Les solutions se bousculent pour faire sortir le ballon de la "flexicurité" de l'emploi d'une mêlée particulièrement incertaine et obscure : CPE, CNE, contrat unique, séparabilité, contrat de mission, sécurisation des parcours professionnels, qui dira mieux ?

Eté 2006. M. de Villepin, alors Premier ministre, tente, par le Contrat Première Embauche, de contourner les rigidités du licenciement en autorisant l'employeur à ne pas motiver celui-ci pendant les premiers temps du contrat : les jeunes de la rue le sifflent hors-jeu pour cause d'insupportable précarité.

Eté 2007. C'est la cour d'appel de Paris qui requalifie en contrat à durée déterminée le Contrat Nouvelles Embauches qui permettait d'étendre à deux années la période d'essai : sont du coup remis potentiellement en cause un petit million de contrats de travail signés par les employeurs sur la foi d'un texte voté par le Parlement. Pour les magistrats, une telle extension à deux années consacre "une régression qui va à l'encontre des principes fondamentaux du droit du travail". "dans la lutte contre le chômage, la protection des salariés dans leur emploi semble être un moyen au moins aussi pertinent que les facilités données aux employeurs pour les licencier et il est pour le moins paradoxal d'encourager les embauches en facilitant les licenciements". Voilà des juges qui n'ont pas entendu parler de la flexisécurité ou qui en ont une idée bien arrêtée, faisant fi des exemples venant des pays voisins aussi bien que des travaux des économistes, ainsi bien entendu que de la volonté du législateur. On se frotte les yeux. Toujours est-il que de nouveau M. De Villepin est sifflé hors-jeu, cette fois par le pouvoir judiciaire, mais il est déjà rentré aux vestiaires lorsque la décision intervient.

Le contrat unique plaqué au sol

Le nouveau patron de l'Elysée fait alors prudemment savoir qu'il ne poursuivrait pas dans la voie consistant à autoriser les employeurs à licencier sans motif [1]. Jusqu'à ces dernières semaines, l'Elysée croyait d'abord trouver la solution avec le "contrat unique", esquissé quelque temps plus tôt par MM. Kramarz et Cahuc, deux chercheurs de l'Insee [2]. Toutefois l'Elysée s'aperçoit vite qu'il se trouve en première ligne sur ce contrat unique, mais qu'il n'y a aucune autre ligne d'avants pour l'épauler, et notamment ni les syndicats ni le patronat.

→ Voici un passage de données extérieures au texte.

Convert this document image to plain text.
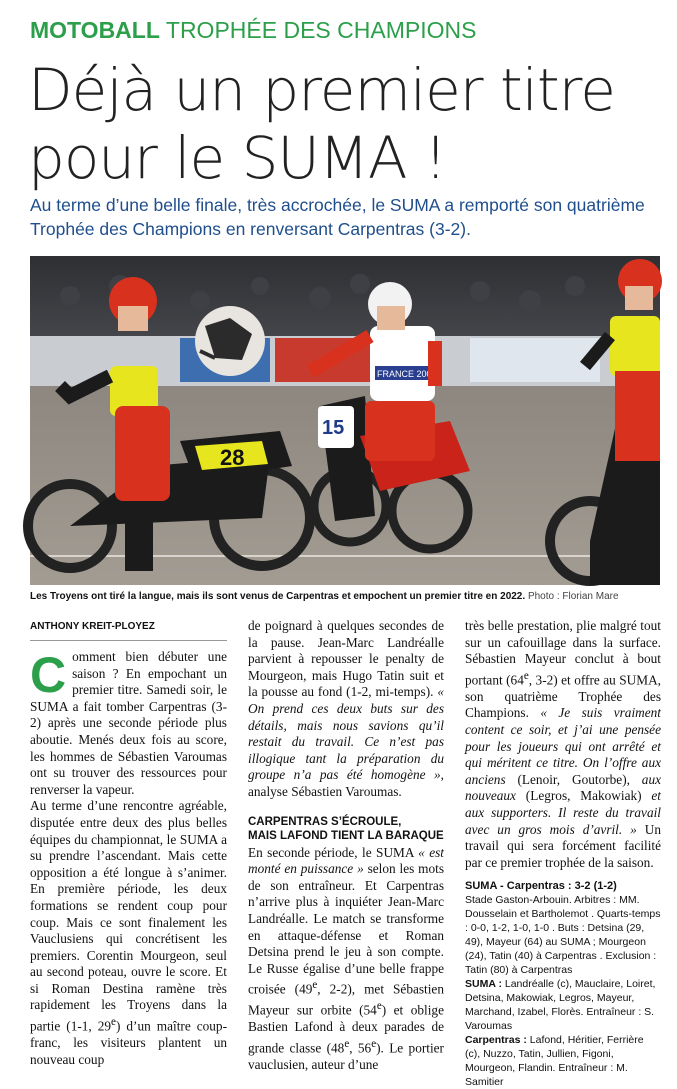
MOTOBALL TROPHÉE DES CHAMPIONS
Déjà un premier titre
pour le SUMA !

Au terme d’une belle finale, très accrochée, le SUMA a remporté son quatrième Trophée des Champions en renversant Carpentras (3-2).

28
15
FRANCE 2000
Les Troyens ont tiré la langue, mais ils sont venus de Carpentras et empochent un premier titre en 2022. Photo : Florian Mare
ANTHONY KREIT-PLOYEZ
C omment bien débuter une saison ? En empochant un premier titre. Samedi soir, le SUMA a fait tomber Carpentras (3-2) après une seconde période plus aboutie. Menés deux fois au score, les hommes de Sébastien Varoumas ont su trouver des ressources pour renverser la vapeur.

Au terme d’une rencontre agréable, disputée entre deux des plus belles équipes du championnat, le SUMA a su prendre l’ascendant. Mais cette opposition a été longue à s’animer. En première période, les deux formations se rendent coup pour coup. Mais ce sont finalement les Vauclusiens qui concrétisent les premiers. Corentin Mourgeon, seul au second poteau, ouvre le score. Et si Roman Destina ramène très rapidement les Troyens dans la partie (1-1, 29e) d’un maître coup-franc, les visiteurs plantent un nouveau coup

de poignard à quelques secondes de la pause. Jean-Marc Landréalle parvient à repousser le penalty de Mourgeon, mais Hugo Tatin suit et la pousse au fond (1-2, mi-temps). « On prend ces deux buts sur des détails, mais nous savions qu’il restait du travail. Ce n’est pas illogique tant la préparation du groupe n’a pas été homogène », analyse Sébastien Varoumas.

CARPENTRAS S’ÉCROULE,
MAIS LAFOND TIENT LA BARAQUE

En seconde période, le SUMA « est monté en puissance » selon les mots de son entraîneur. Et Carpentras n’arrive plus à inquiéter Jean-Marc Landréalle. Le match se transforme en attaque-défense et Roman Detsina prend le jeu à son compte. Le Russe égalise d’une belle frappe croisée (49e, 2-2), met Sébastien Mayeur sur orbite (54e) et oblige Bastien Lafond à deux parades de grande classe (48e, 56e). Le portier vauclusien, auteur d’une

très belle prestation, plie malgré tout sur un cafouillage dans la surface. Sébastien Mayeur conclut à bout portant (64e, 3-2) et offre au SUMA, son quatrième Trophée des Champions. « Je suis vraiment content ce soir, et j’ai une pensée pour les joueurs qui ont arrêté et qui méritent ce titre. On l’offre aux anciens (Lenoir, Goutorbe), aux nouveaux (Legros, Makowiak) et aux supporters. Il reste du travail avec un gros mois d’avril. » Un travail qui sera forcément facilité par ce premier trophée de la saison.

SUMA - Carpentras : 3-2 (1-2)

Stade Gaston-Arbouin. Arbitres : MM. Dousselain et Bartholemot . Quarts-temps : 0-0, 1-2, 1-0, 1-0 . Buts : Detsina (29, 49), Mayeur (64) au SUMA ; Mourgeon (24), Tatin (40) à Carpentras . Exclusion : Tatin (80) à Carpentras

SUMA : Landréalle (c), Mauclaire, Loiret, Detsina, Makowiak, Legros, Mayeur, Marchand, Izabel, Florès. Entraîneur : S. Varoumas

Carpentras : Lafond, Héritier, Ferrière (c), Nuzzo, Tatin, Jullien, Figoni, Mourgeon, Flandin. Entraîneur : M. Samitier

Et le Conseil d'orientation pour l'emploi exécute le contrat unique en un magistral placage. Le contrat unique, dont décidément personne ne veut, quitte donc le terrain sur un brancard.

La séparabilité sur la touche ou le contrat de mission ?

Mais il faut bien relancer la mêlée et le Medef vient à point nommé introduire un premier nouveau ballon, celui de la "séparabilité". L'Élysée se place clairement en pilier au soutien de l'initiative, comme en témoigne le discours du Président Sarkozy à l'Université du Medef. Il s'agit cette fois de remédier aux incertitudes des entreprises qui licencient, en prévoyant les conditions et conséquences de cette décision dès la signature du contrat de travail, comme un divorce par consentement mutuel ou encore une transaction "à l'avance". Les syndicats n'en veulent pas. En fait, on ne voit pas comment la séparation à l'amiable peut devenir la règle pour le CDI. D'abord, en tant que rupture d'un commun accord, elle exclut la possibilité pour le salarié de percevoir des indemnités de chômage. Ensuite, la transaction à l'avance est une hérésie juridique, puisqu'une transaction ne peut intervenir qu'après rupture du contrat. On ne connaît pas la cause de la rupture avant qu'elle intervienne et, par exemple, si le salarié soutient que la rupture est abusive, le recours aux tribunaux est incontournable. Ce sera donc toujours, soit un accord ne pouvant intervenir qu'après rupture soit un procès. Il semblerait d'ailleurs que le Medef hésite à pousser plus loin le ballon de la séparation amiable : dans sa note de problématique rédigée pour la réunion paritaire du 14 septembre 2007 sur la modernisation du marché du travail, le Medef paraît ne plus en faire une revendication indépendante, mais une simple modalité du "contrat de mission" dont le concept avait déjà été lancé il y a quelques années par le rapport Virville et repris récemment par le Medef dans son livre Besoin d'air. Il s'agirait alors d'un "CDI conclu pour la réalisationd'un objet précis", qui "comporterait une clause prévoyant l'expiration du contrat" à réalisation de cet objet.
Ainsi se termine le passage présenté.